Pratiksha Shome
This week, a Miami federal judge found in favour of Italian artist Maurizio Cattelan. For a short period of time in 2019, Comedian, a banana glued to a wall, was the topic of the art world after it sold at Art Basel Miami Beach for $120,000.
Joe Morford, an artist who claims to have invented the technique of duct taping fruit to walls in 2000, has filed a lawsuit against Cattelan, alleging that Cattelan based the artwork on his Orange and Banana, in which plastic replicas of these fruits were attached to wall panels with duct tape.

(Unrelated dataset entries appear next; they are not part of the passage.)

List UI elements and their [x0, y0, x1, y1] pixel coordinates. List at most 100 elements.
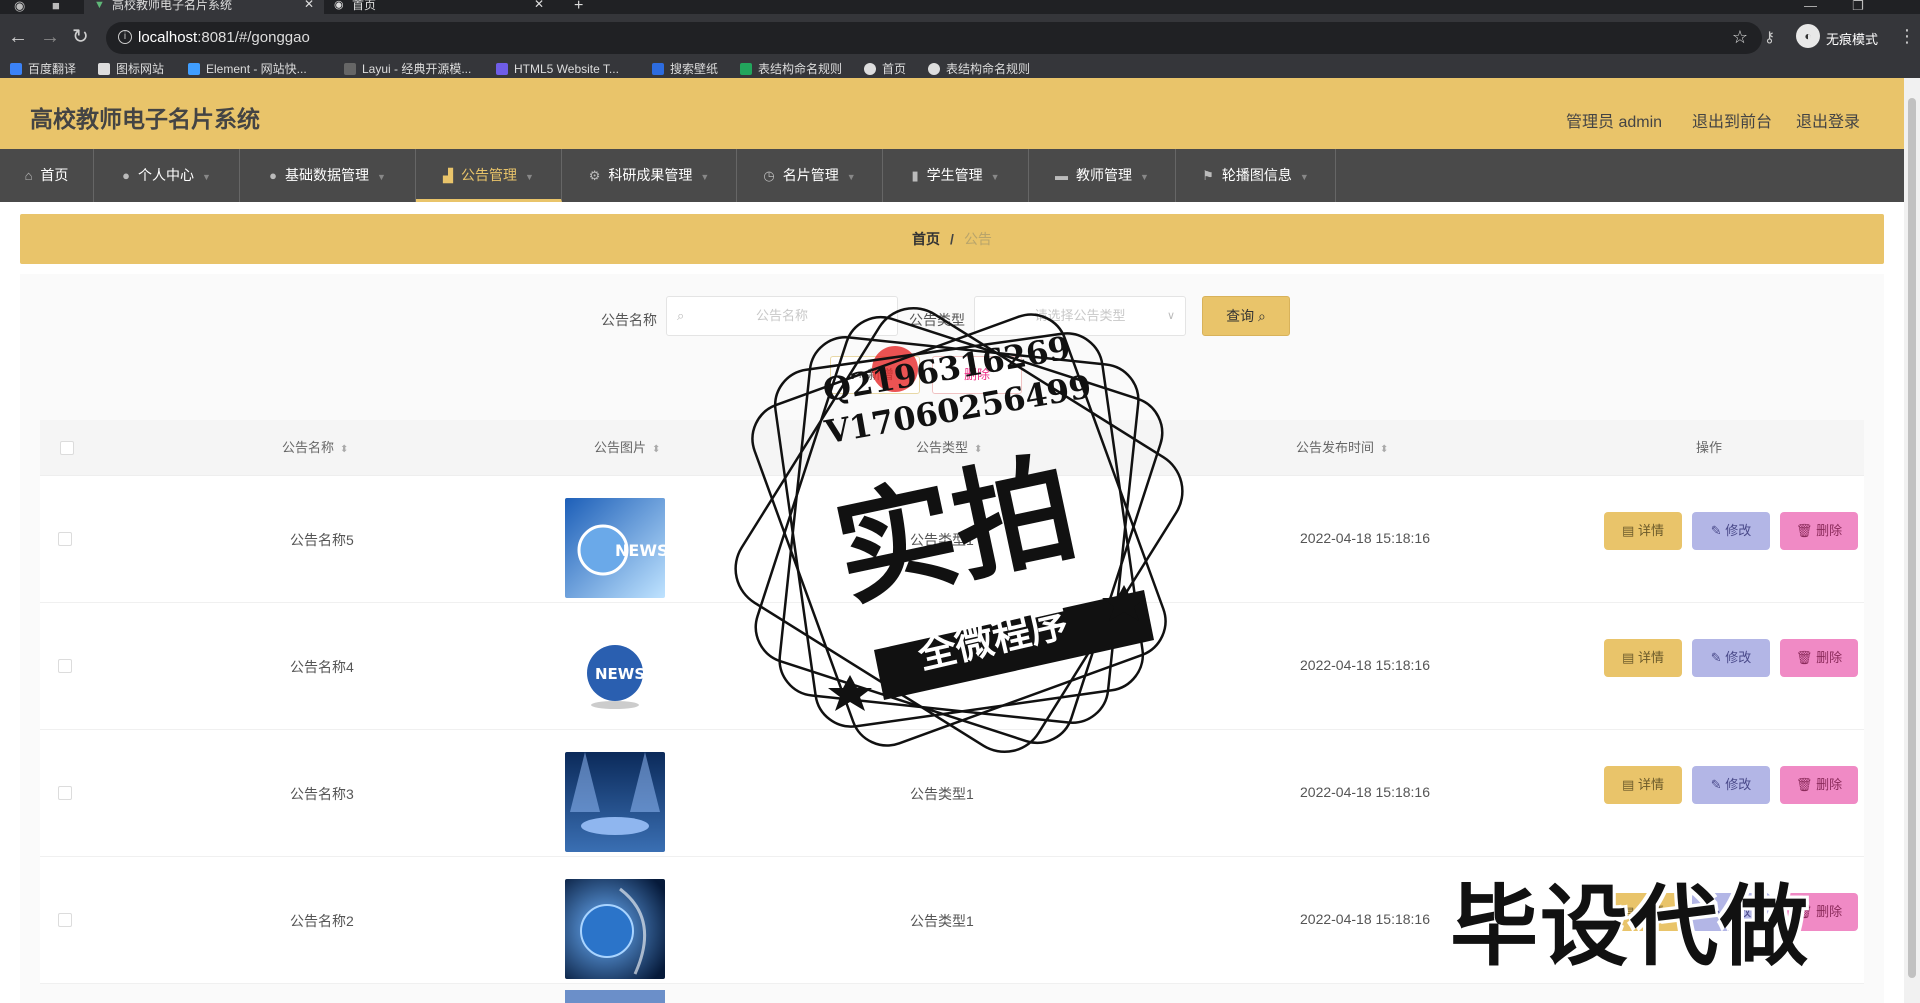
cursor-highlight: [872, 346, 918, 392]
table-row: 公告名称3 公告类型1 2022-04-18 15:18:16 ▤ 详情 ✎ 修…: [40, 730, 1864, 857]
bookmark-item[interactable]: Element - 网站快...: [188, 62, 307, 76]
table-row: 公告名称5 NEWS 公告类型1 2022-04-18 15:18:16 ▤ 详…: [40, 476, 1864, 603]
chevron-down-icon: ▼: [201, 172, 211, 182]
trash-icon: 🗑: [1795, 523, 1813, 538]
sheet-icon: [740, 63, 752, 75]
name-search-placeholder: 公告名称: [755, 308, 808, 323]
logout-link[interactable]: 退出登录: [1796, 108, 1860, 132]
table-row: 公告名称2 公告类型1 2022-04-18 15:18:16 ▤ 详情 ✎ 修…: [40, 857, 1864, 984]
notice-image[interactable]: NEWS: [565, 498, 665, 598]
col-notice-time[interactable]: 公告发布时间 ⬍: [1296, 420, 1388, 476]
batch-delete-button[interactable]: 删除: [932, 356, 1022, 394]
nav-item-teacher[interactable]: ▬ 教师管理 ▼: [1029, 149, 1176, 202]
row-time: 2022-04-18 15:18:16: [1300, 784, 1430, 800]
flag-icon: [98, 63, 110, 75]
edit-button[interactable]: ✎ 修改: [1692, 893, 1770, 931]
bookmark-item[interactable]: 表结构命名规则: [740, 62, 842, 76]
delete-button[interactable]: 🗑 删除: [1780, 639, 1858, 677]
flag-icon: ⚑: [1202, 168, 1214, 183]
col-notice-type[interactable]: 公告类型 ⬍: [916, 420, 982, 476]
maximize-icon[interactable]: ❐: [1852, 0, 1864, 14]
html5-icon: [496, 63, 508, 75]
row-type: 公告类型1: [910, 913, 974, 929]
nav-item-notice[interactable]: ▟ 公告管理 ▼: [416, 149, 562, 202]
notice-image[interactable]: [565, 752, 665, 852]
nav-item-basic-data[interactable]: ● 基础数据管理 ▼: [240, 149, 416, 202]
detail-button[interactable]: ▤ 详情: [1604, 766, 1682, 804]
incognito-badge[interactable]: ◐ 无痕模式: [1792, 22, 1902, 52]
info-icon[interactable]: i: [118, 30, 132, 44]
wallpaper-icon: [652, 63, 664, 75]
type-select[interactable]: 请选择公告类型 ∨: [974, 296, 1186, 336]
close-icon[interactable]: ✕: [304, 0, 314, 10]
new-tab-icon[interactable]: +: [574, 0, 583, 15]
delete-button[interactable]: 🗑 删除: [1780, 893, 1858, 931]
query-button[interactable]: 查询 ⌕: [1202, 296, 1290, 336]
nav-item-carousel[interactable]: ⚑ 轮播图信息 ▼: [1176, 149, 1336, 202]
more-menu-icon[interactable]: ⋮: [1898, 26, 1916, 47]
pencil-icon: ✎: [1710, 523, 1722, 538]
notice-image[interactable]: [565, 879, 665, 979]
bookmark-item[interactable]: 百度翻译: [10, 62, 76, 76]
name-search-input[interactable]: ⌕ 公告名称: [666, 296, 898, 336]
chart-icon: ▮: [911, 168, 919, 183]
layui-icon: [344, 63, 356, 75]
delete-button[interactable]: 🗑 删除: [1780, 512, 1858, 550]
home-icon: ⌂: [24, 168, 33, 183]
bookmark-item[interactable]: 图标网站: [98, 62, 164, 76]
reload-icon[interactable]: ↻: [72, 26, 89, 48]
chevron-down-icon: ▼: [700, 172, 710, 182]
bookmark-item[interactable]: 搜索壁纸: [652, 62, 718, 76]
url-text[interactable]: localhost:8081/#/gonggao: [138, 29, 310, 46]
row-checkbox[interactable]: [58, 659, 72, 673]
nav-item-personal[interactable]: ● 个人中心 ▼: [94, 149, 240, 202]
nav-item-card[interactable]: ◷ 名片管理 ▼: [737, 149, 883, 202]
forward-icon[interactable]: →: [40, 26, 60, 48]
bookmark-item[interactable]: Layui - 经典开源模...: [344, 62, 471, 76]
row-checkbox[interactable]: [58, 913, 72, 927]
url-field[interactable]: i localhost:8081/#/gonggao ☆: [106, 22, 1762, 54]
page-scrollbar[interactable]: [1904, 78, 1920, 1003]
tab-search-icon[interactable]: ■: [52, 0, 60, 13]
pencil-icon: ✎: [1710, 650, 1722, 665]
edit-button[interactable]: ✎ 修改: [1692, 639, 1770, 677]
chevron-down-icon: ▼: [376, 172, 386, 182]
bookmark-item[interactable]: HTML5 Website T...: [496, 62, 619, 76]
back-to-front-link[interactable]: 退出到前台: [1692, 108, 1772, 132]
close-icon[interactable]: ✕: [534, 0, 544, 10]
vue-icon: ▼: [94, 0, 105, 11]
detail-button[interactable]: ▤ 详情: [1604, 893, 1682, 931]
nav-item-research[interactable]: ⚙ 科研成果管理 ▼: [562, 149, 737, 202]
row-checkbox[interactable]: [58, 532, 72, 546]
breadcrumb-home[interactable]: 首页: [912, 231, 940, 247]
notice-image[interactable]: NEWS: [565, 625, 665, 725]
col-notice-name[interactable]: 公告名称 ⬍: [282, 420, 348, 476]
nav-item-student[interactable]: ▮ 学生管理 ▼: [883, 149, 1029, 202]
document-icon: ▤: [1622, 523, 1635, 538]
pencil-icon: ✎: [1710, 777, 1722, 792]
select-all-checkbox[interactable]: [60, 441, 74, 455]
browser-tab-active[interactable]: ▼ 高校教师电子名片系统 ✕: [84, 0, 324, 14]
chevron-down-icon: ▼: [525, 172, 534, 182]
delete-button[interactable]: 🗑 删除: [1780, 766, 1858, 804]
bookmark-star-icon[interactable]: ☆: [1732, 27, 1748, 48]
scroll-thumb[interactable]: [1908, 98, 1916, 978]
col-notice-image[interactable]: 公告图片 ⬍: [594, 420, 660, 476]
bookmark-item[interactable]: 表结构命名规则: [928, 62, 1030, 76]
translate-icon: [10, 63, 22, 75]
document-icon: ▤: [1622, 904, 1635, 919]
notice-image[interactable]: [565, 990, 665, 1003]
edit-button[interactable]: ✎ 修改: [1692, 512, 1770, 550]
back-icon[interactable]: ←: [8, 26, 28, 48]
minimize-icon[interactable]: —: [1804, 0, 1817, 13]
nav-item-home[interactable]: ⌂ 首页: [0, 149, 94, 202]
browser-tab-inactive[interactable]: ◉ 首页 ✕: [324, 0, 554, 14]
detail-button[interactable]: ▤ 详情: [1604, 512, 1682, 550]
browser-menu-icon[interactable]: ◉: [14, 0, 25, 14]
edit-button[interactable]: ✎ 修改: [1692, 766, 1770, 804]
row-name: 公告名称3: [290, 786, 354, 802]
row-checkbox[interactable]: [58, 786, 72, 800]
detail-button[interactable]: ▤ 详情: [1604, 639, 1682, 677]
bookmark-item[interactable]: 首页: [864, 62, 906, 76]
key-icon[interactable]: ⚷: [1764, 28, 1775, 46]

According to US District Judge Robert Scola’s ruling, there was insufficient proof that Cattelan had really seen Morford’s fruit combination. Judge Scola has ruled that the idea of “affixing a banana to a vertical plane using duct tape,” which is shared by the works, is not covered by copyright law.

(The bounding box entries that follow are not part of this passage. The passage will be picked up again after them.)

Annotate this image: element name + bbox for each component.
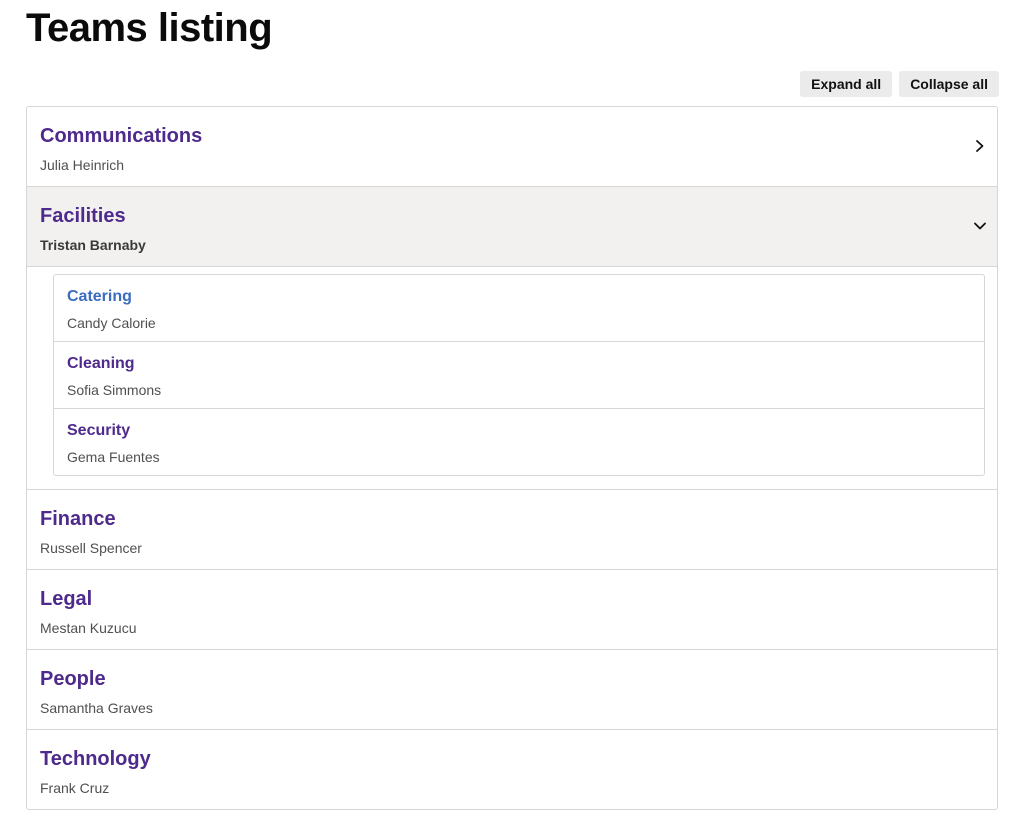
team-row-communications[interactable]: Communications Julia Heinrich <box>27 107 997 187</box>
team-lead: Julia Heinrich <box>40 157 125 173</box>
team-row-finance[interactable]: Finance Russell Spencer <box>27 490 997 570</box>
team-lead: Frank Cruz <box>40 780 110 796</box>
team-lead: Samantha Graves <box>40 700 153 716</box>
teams-page: Teams listing Expand all Collapse all Co… <box>0 0 1024 838</box>
subteam-row-catering[interactable]: Catering Candy Calorie <box>54 275 984 342</box>
team-lead: Russell Spencer <box>40 540 142 556</box>
chevron-right-icon[interactable] <box>973 139 987 153</box>
collapse-all-button[interactable]: Collapse all <box>899 71 999 97</box>
subteam-row-security[interactable]: Security Gema Fuentes <box>54 409 984 475</box>
facilities-subteams: Catering Candy Calorie Cleaning Sofia Si… <box>27 267 997 490</box>
team-row-facilities[interactable]: Facilities Tristan Barnaby <box>27 187 997 267</box>
team-name-link[interactable]: Facilities <box>40 205 126 228</box>
team-name-link[interactable]: Communications <box>40 125 202 148</box>
team-lead: Tristan Barnaby <box>40 237 146 253</box>
team-name-link[interactable]: Finance <box>40 508 116 531</box>
team-row-people[interactable]: People Samantha Graves <box>27 650 997 730</box>
subteam-name-link[interactable]: Cleaning <box>67 355 135 373</box>
team-name-link[interactable]: People <box>40 668 106 691</box>
chevron-down-icon[interactable] <box>973 219 987 233</box>
team-name-link[interactable]: Technology <box>40 748 151 771</box>
team-lead: Mestan Kuzucu <box>40 620 137 636</box>
listing-controls: Expand all Collapse all <box>800 71 999 97</box>
expand-all-button[interactable]: Expand all <box>800 71 893 97</box>
subteam-row-cleaning[interactable]: Cleaning Sofia Simmons <box>54 342 984 409</box>
subteam-name-link[interactable]: Catering <box>67 288 132 306</box>
subteam-lead: Candy Calorie <box>67 315 156 331</box>
team-row-legal[interactable]: Legal Mestan Kuzucu <box>27 570 997 650</box>
subteam-lead: Gema Fuentes <box>67 449 160 465</box>
team-row-technology[interactable]: Technology Frank Cruz <box>27 730 997 809</box>
subteam-name-link[interactable]: Security <box>67 422 130 440</box>
subteam-list: Catering Candy Calorie Cleaning Sofia Si… <box>53 274 985 476</box>
team-name-link[interactable]: Legal <box>40 588 92 611</box>
subteam-lead: Sofia Simmons <box>67 382 162 398</box>
page-title: Teams listing <box>26 6 273 50</box>
teams-list: Communications Julia Heinrich Facilities… <box>26 106 998 810</box>
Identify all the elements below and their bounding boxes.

The main distinctions between the pieces, according to Judge Scola, are “the angle at which [the banana was] placed” and “the exacting standards that Cattelan developed for Comedian’s display.”
Scola defended his choice, saying that to rule otherwise would further restrict the already limited number of ways that a banana might be legally posted to a wall without violating Morford’s creative output.
A few weeks before Scola’s ruling, the Supreme Court had found that Andy Warhol’s Prince Series violated the copyright owned by photographer Lynn Goldsmith, whose photograph served as the basis for the Warhol’s Prince screenprint.
The “fair use” doctrine, which many artists who have taken images in their work have frequently depended upon, is cast in doubt by the Supreme Court’s decision.